Control system (Central Heating, Radiators, TRVs, Time Switch)
Aim: upgrade to better control than simple whole-house thermostat and time switch.
- controlled from smart TRVs? (related to “zoned” control?)
- general introduction: https://www.theheatinghub.co.uk/best-smart-heating-controls-compatibility-guide
- standards: OpenTherm?
- compatibility: ???
- Replace existing simple time switch with new controller (TBD).
ASHP Monitoring and Control
- OpenEnergyMonitor integration for Samsung ASHP
- OpenEnergyMonitor integrations for generic heat flow monitors and electric monitors
- How suitable is ASHP with zoned heating in an old house? Podcast to listen to: The Multi-Zone Heat Pump Issue (greenbuildingadvisor.com)

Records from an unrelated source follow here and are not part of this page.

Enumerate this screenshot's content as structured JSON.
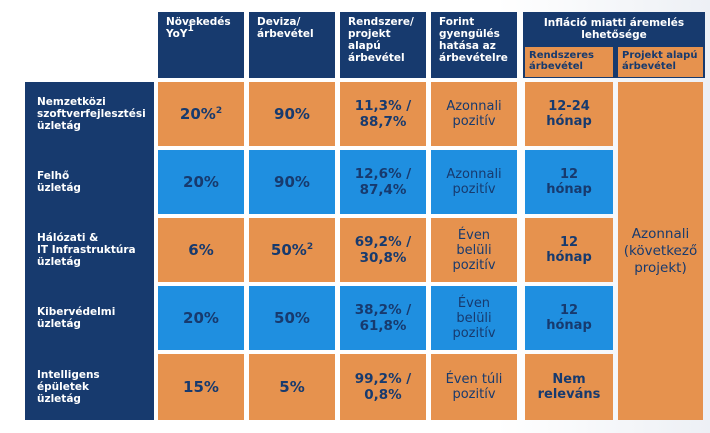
{
  "headers": {
    "growth": "Növekedés YoY",
    "growth_sup": "1",
    "fx": "Deviza/ árbevétel",
    "split": "Rendszere/ projekt alapú árbevétel",
    "forint": "Forint gyengülés hatása az árbevételre",
    "inflation": "Infláció miatti áremelés lehetősége",
    "inflation_sub1": "Rendszeres árbevétel",
    "inflation_sub2": "Projekt alapú árbevétel"
  },
  "rows": [
    {
      "label": "Nemzetközi szoftverfejlesztési üzletág",
      "growth": "20%",
      "growth_sup": "2",
      "fx": "90%",
      "fx_sup": "",
      "split": "11,3% /\n88,7%",
      "forint": "Azonnali\npozitív",
      "recurring": "12-24\nhónap"
    },
    {
      "label": "Felhő\nüzletág",
      "growth": "20%",
      "growth_sup": "",
      "fx": "90%",
      "fx_sup": "",
      "split": "12,6% /\n87,4%",
      "forint": "Azonnali\npozitív",
      "recurring": "12\nhónap"
    },
    {
      "label": "Hálózati &\nIT Infrastruktúra\nüzletág",
      "growth": "6%",
      "growth_sup": "",
      "fx": "50%",
      "fx_sup": "2",
      "split": "69,2% /\n30,8%",
      "forint": "Éven\nbelüli\npozitív",
      "recurring": "12\nhónap"
    },
    {
      "label": "Kibervédelmi\nüzletág",
      "growth": "20%",
      "growth_sup": "",
      "fx": "50%",
      "fx_sup": "",
      "split": "38,2% /\n61,8%",
      "forint": "Éven\nbelüli\npozitív",
      "recurring": "12\nhónap"
    },
    {
      "label": "Intelligens\népületek\nüzletág",
      "growth": "15%",
      "growth_sup": "",
      "fx": "5%",
      "fx_sup": "",
      "split": "99,2% /\n0,8%",
      "forint": "Éven túli\npozitív",
      "recurring": "Nem\nreleváns"
    }
  ],
  "project_cell": "Azonnali\n(következő\nprojekt)",
  "colors": {
    "navy": "#173a6e",
    "orange": "#e6924e",
    "blue": "#1f8fe0"
  }
}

Other Installation Requests
- Remove gas boiler flue completely and make good the roof. (Check: do we have spare tiles?) Aim: weatherproof.
- Remove excess pipe runs from old boiler location in garage: route directly to new ASHP location. Aim: tidiness.

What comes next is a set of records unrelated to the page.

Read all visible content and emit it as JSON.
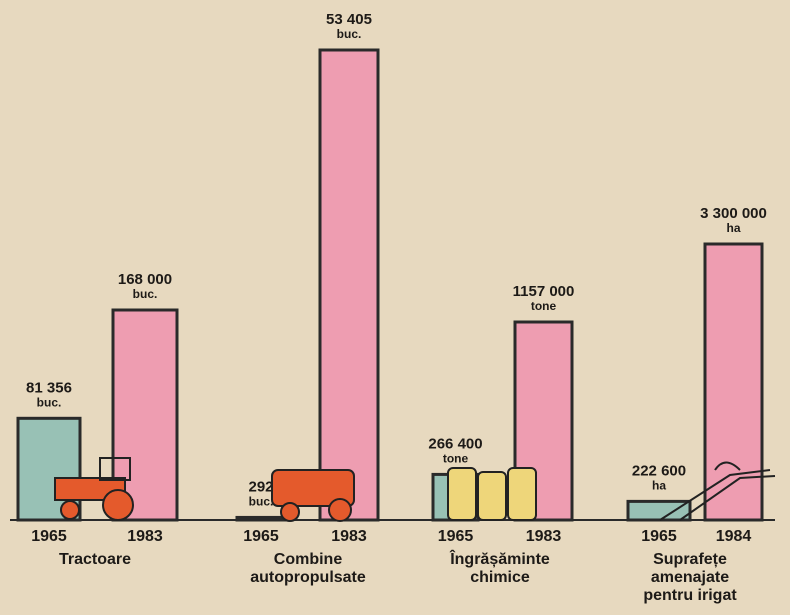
{
  "chart_data": [
    {
      "type": "bar",
      "title": [
        "Tractoare"
      ],
      "categories": [
        "1965",
        "1983"
      ],
      "values": [
        81356,
        168000
      ],
      "value_labels": [
        "81 356",
        "168 000"
      ],
      "units": [
        "buc.",
        "buc."
      ],
      "colors": [
        "#98c1b5",
        "#ee9db1"
      ]
    },
    {
      "type": "bar",
      "title": [
        "Combine",
        "autopropulsate"
      ],
      "categories": [
        "1965",
        "1983"
      ],
      "values": [
        292,
        53405
      ],
      "value_labels": [
        "292",
        "53 405"
      ],
      "units": [
        "buc.",
        "buc."
      ],
      "colors": [
        "#98c1b5",
        "#ee9db1"
      ]
    },
    {
      "type": "bar",
      "title": [
        "Îngrășăminte",
        "chimice"
      ],
      "categories": [
        "1965",
        "1983"
      ],
      "values": [
        266400,
        1157000
      ],
      "value_labels": [
        "266 400",
        "1157 000"
      ],
      "units": [
        "tone",
        "tone"
      ],
      "colors": [
        "#98c1b5",
        "#ee9db1"
      ]
    },
    {
      "type": "bar",
      "title": [
        "Suprafețe",
        "amenajate",
        "pentru irigat"
      ],
      "categories": [
        "1965",
        "1984"
      ],
      "values": [
        222600,
        3300000
      ],
      "value_labels": [
        "222 600",
        "3 300 000"
      ],
      "units": [
        "ha",
        "ha"
      ],
      "colors": [
        "#98c1b5",
        "#ee9db1"
      ]
    }
  ]
}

- Site the hot tank for shortest possible outlet pipe run to domestic hot water supply. That would be south-west corner of garage. Aim: minimise time delay and waste in using domestic hot water.
Control and Monitoring
Open source home automation system:
- Home Assistant: see my article A Freedom-Respecting Smart Home
- Home Assistant’s page on Home Energy Management
- OpenEnergyMonitor project; their shop; their EmonCMS which can be self-hostd
Solar PV monitoring:
Heat pump monitoring:
- Lots of info on John Cantor Heat Pumps site https://heatpumps.co.uk/: start at Energy Monitoring page
- OpenEnergyMonitor’s heat pump docs
Other system changes
- Additional Insulation
- Electric water heater boost for kitchen sink
- additional thickness in loft
- external insulation on north wall of upstairs corridor
- external or internal on stair well
- external or internal on small bedroom
Electric water heater boost for kitchen sink
Would like to add a small instant electric water heater below kitchen sink.
- Aim: top up the hot water temperature after its long cooling flow from the garage.
- Been considering this already with current gas combi boiler. Presumably same problem and solution applicable with ASHP and hot tank.
- Whatever power the circuit can handle: maybe 13 to 30 A (3 to 7 kW). This range of power would be insufficient to give full flow full temperature from cold, but sufficient to give a useful temperature rise at moderate flow rates.